Wie also schon in Wiesbaden bei den Grünen gesagt: Es darf nicht darum gehen, Kindern und Jugendlichen anzuerziehen, allen Risiken aus dem Weg zu gehen. Es muss stattdessen darum gehen, Selbstbewusstsein und Lösungskompetenz zu erlernen, um mit den Risiken des Lebens umgehen zu können. Wie sonst sollte ich den Mut aufbringen, eine Firma zu gründen oder im Zweifel meine Meinung zu sagen? Es geht schliesslich nicht nur um das ein oder andere problematische Video, es geht auch darum, ob ich mich in der Lage sehe, mein Leben selbst in die Hand zu nehmen.

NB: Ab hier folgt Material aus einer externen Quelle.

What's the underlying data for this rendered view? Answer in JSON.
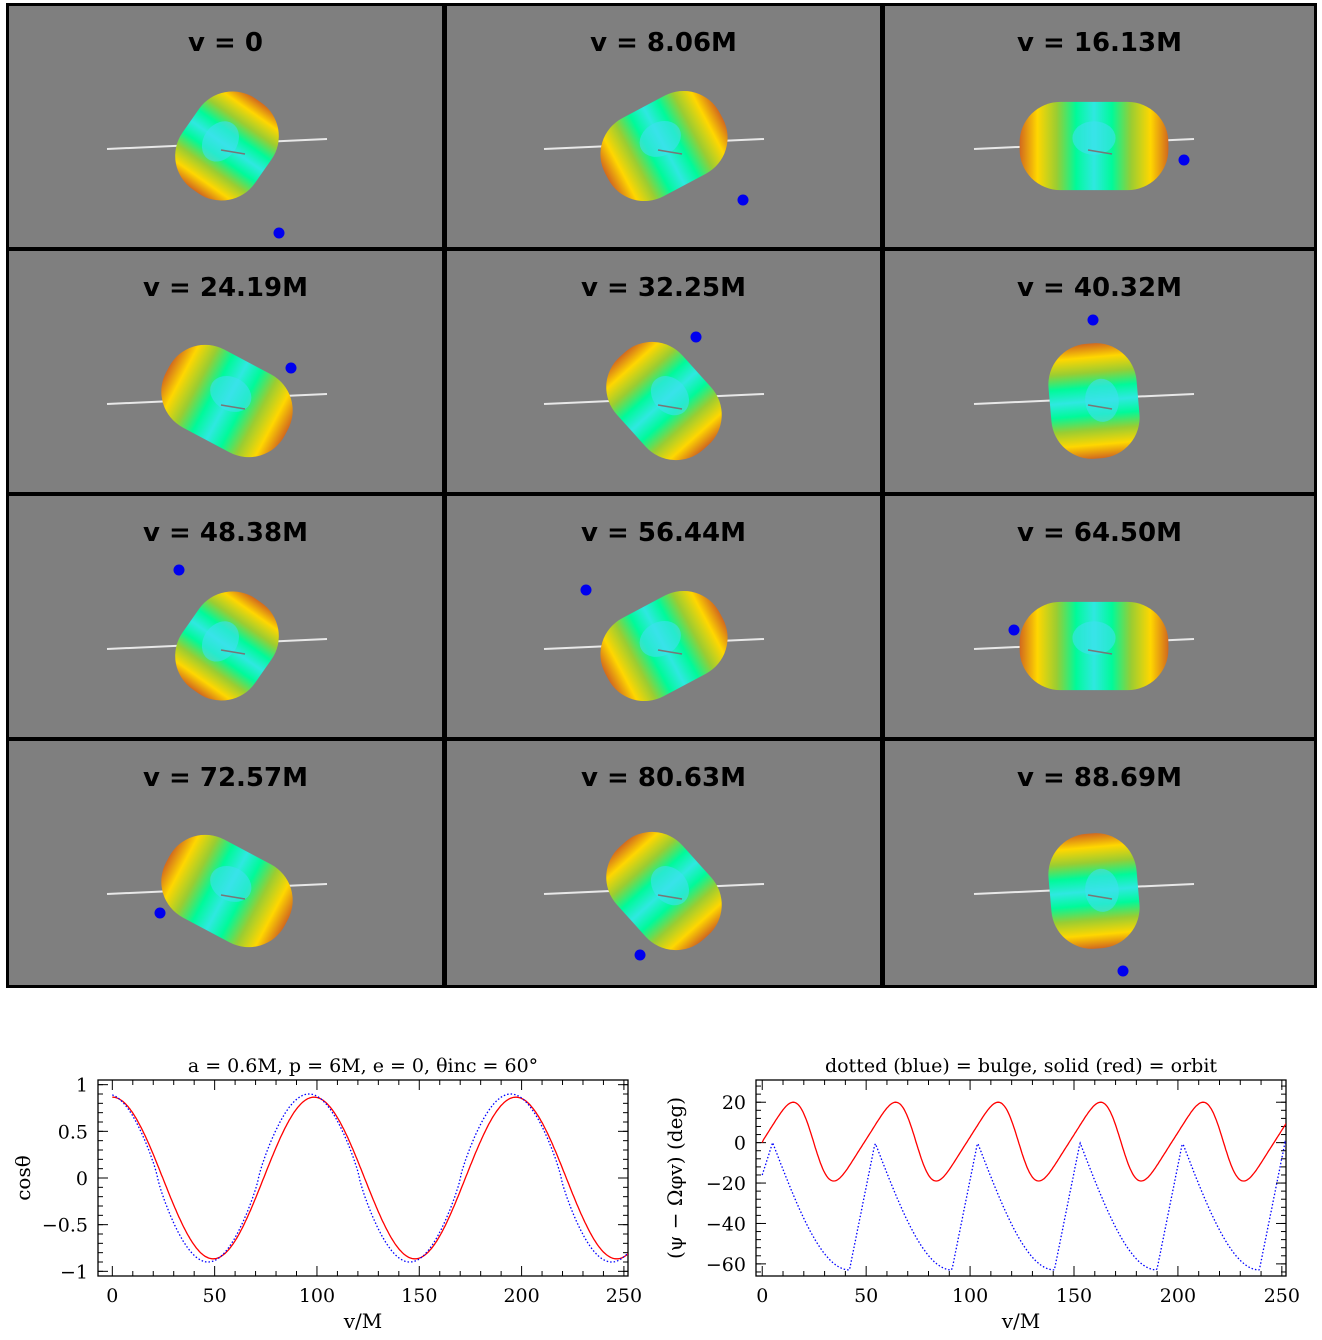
{
  "snapshots": {
    "panels": [
      {
        "label": "v = 0",
        "bulge_angle": 55,
        "bulge_elong": 1.15,
        "moon": [
          270,
          227
        ]
      },
      {
        "label": "v = 8.06M",
        "bulge_angle": 28,
        "bulge_elong": 1.35,
        "moon": [
          296,
          194
        ]
      },
      {
        "label": "v = 16.13M",
        "bulge_angle": 0,
        "bulge_elong": 1.55,
        "moon": [
          299,
          154
        ]
      },
      {
        "label": "v = 24.19M",
        "bulge_angle": -28,
        "bulge_elong": 1.4,
        "moon": [
          282,
          117
        ]
      },
      {
        "label": "v = 32.25M",
        "bulge_angle": -48,
        "bulge_elong": 1.3,
        "moon": [
          249,
          86
        ]
      },
      {
        "label": "v = 40.32M",
        "bulge_angle": -85,
        "bulge_elong": 1.2,
        "moon": [
          208,
          69
        ]
      },
      {
        "label": "v = 48.38M",
        "bulge_angle": 55,
        "bulge_elong": 1.15,
        "moon": [
          170,
          314
        ]
      },
      {
        "label": "v = 56.44M",
        "bulge_angle": 28,
        "bulge_elong": 1.35,
        "moon": [
          139,
          334
        ]
      },
      {
        "label": "v = 64.50M",
        "bulge_angle": 0,
        "bulge_elong": 1.55,
        "moon": [
          129,
          374
        ]
      },
      {
        "label": "v = 72.57M",
        "bulge_angle": -28,
        "bulge_elong": 1.4,
        "moon": [
          151,
          913
        ]
      },
      {
        "label": "v = 80.63M",
        "bulge_angle": -48,
        "bulge_elong": 1.3,
        "moon": [
          193,
          955
        ]
      },
      {
        "label": "v = 88.69M",
        "bulge_angle": -85,
        "bulge_elong": 1.2,
        "moon": [
          238,
          971
        ]
      }
    ]
  },
  "chart_data": [
    {
      "type": "line",
      "title": "a = 0.6M, p = 6M, e = 0, θinc = 60°",
      "xlabel": "v/M",
      "ylabel": "cosθ",
      "xlim": [
        -7,
        252
      ],
      "ylim": [
        -1.05,
        1.05
      ],
      "xticks": [
        0,
        50,
        100,
        150,
        200,
        250
      ],
      "yticks": [
        1,
        0.5,
        0,
        -0.5,
        -1
      ],
      "ytick_labels": [
        "1",
        "0.5",
        "0",
        "−0.5",
        "−1"
      ],
      "series": [
        {
          "style": "solid",
          "color": "#ff0000",
          "model": "cos",
          "amplitude": 0.866,
          "period": 98.6,
          "phase": 0
        },
        {
          "style": "dotted",
          "color": "#0000ff",
          "model": "cos_sharp",
          "amplitude": 0.9,
          "period": 98.6,
          "phase": -2.5
        }
      ]
    },
    {
      "type": "line",
      "title": "dotted (blue) = bulge, solid (red) = orbit",
      "xlabel": "v/M",
      "ylabel": "(ψ − Ωφv) (deg)",
      "xlim": [
        -3,
        252
      ],
      "ylim": [
        -66,
        31
      ],
      "xticks": [
        0,
        50,
        100,
        150,
        200,
        250
      ],
      "yticks": [
        20,
        0,
        -20,
        -40,
        -60
      ],
      "ytick_labels": [
        "20",
        "0",
        "−20",
        "−40",
        "−60"
      ],
      "series": [
        {
          "style": "solid",
          "color": "#ff0000",
          "model": "orbit",
          "period": 49.3,
          "max": 20,
          "min": -19
        },
        {
          "style": "dotted",
          "color": "#0000ff",
          "model": "bulge",
          "period": 49.3,
          "max": 0,
          "min": -63
        }
      ]
    }
  ]
}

Schutzregulierung angleichen?

Sollte man, egal ob Fernsehen, Kino oder Internet, die Regeln des Jugendmedienschutzes einheitlich gestalten? Auch diese Frage wurde diskutiert und ich habe sie zudem ja schon beim GMK-Forum in Nürnberg die Woche vorher beim Barcamp gestellt.

Eine schlussendliche Antwort habe ich noch nicht darauf, aber im Moment würde sie so lauten: Ich denke nicht. So ist der Unterschied zwischen Internet und Fernsehen ja doch noch der, dass man beim Fernsehen ein festgelegtes Programmschema hat und die Sender dies im Moment auch kontrollieren. So kommt also kein Horrorfilm um 11 Uhr. Man hätte also den geschützten Raum für die Kinder, so dass man auch mal zappen kann (wobei das nicht heisst, dass gerade jüngere Kinder beim Vormittagsprogramm dennoch mal Angst haben).

Solange dies noch so getrennt ist, mag es also Sinn machen, vor allem, da man zunächst einmal nichts ändern müsste. Sobald aber Fernsehen und Internet mehr zusammenwachsen und auch Internet-TV mehr und mehr per Fernsehgerät zur Verfügung steht, müsste man die Frage dennoch neu diskutieren.

Fazit

Zur Veranstaltungsform gibt es sicherlich noch viel zu sagen. Da es aber kein ZDF-Problem ist, sondern mehr ein generelles gibt es dazu sicherlich demnächst nochmal einen generellen Blogpost.

Wäre dieser Termin der einzige seiner Art gewesen, wäre es sicher interessant gewesen. So aber war es mehr oder weniger Familientreffen, es war mal nett, beim ZDF zu sein, es war auch alles schön durchgestylt, viel Neues kam aber eben nicht rum, da inzwischen ja nun wirklich alle Argumente eigentlich ausgetauscht sind.

Und von daher war es das für mich mit dem JSMtV auch erstmal. Eine Art zusammenfassende Meinung und Sammlung von Informationen mag noch kommen, aber an Veranstaltungen sollte es das nun doch mal langsam gewesen sein, zumindest für mich (es sei denn, man bietet mir Reichtum an ;-) ).

Interessanter für die Zukunft wäre deswegen auch eher eine Diskussion, wie man Diskussionen online gestaltet und mit der Offline-Welt synchronisiert und vor allem dokumentiert.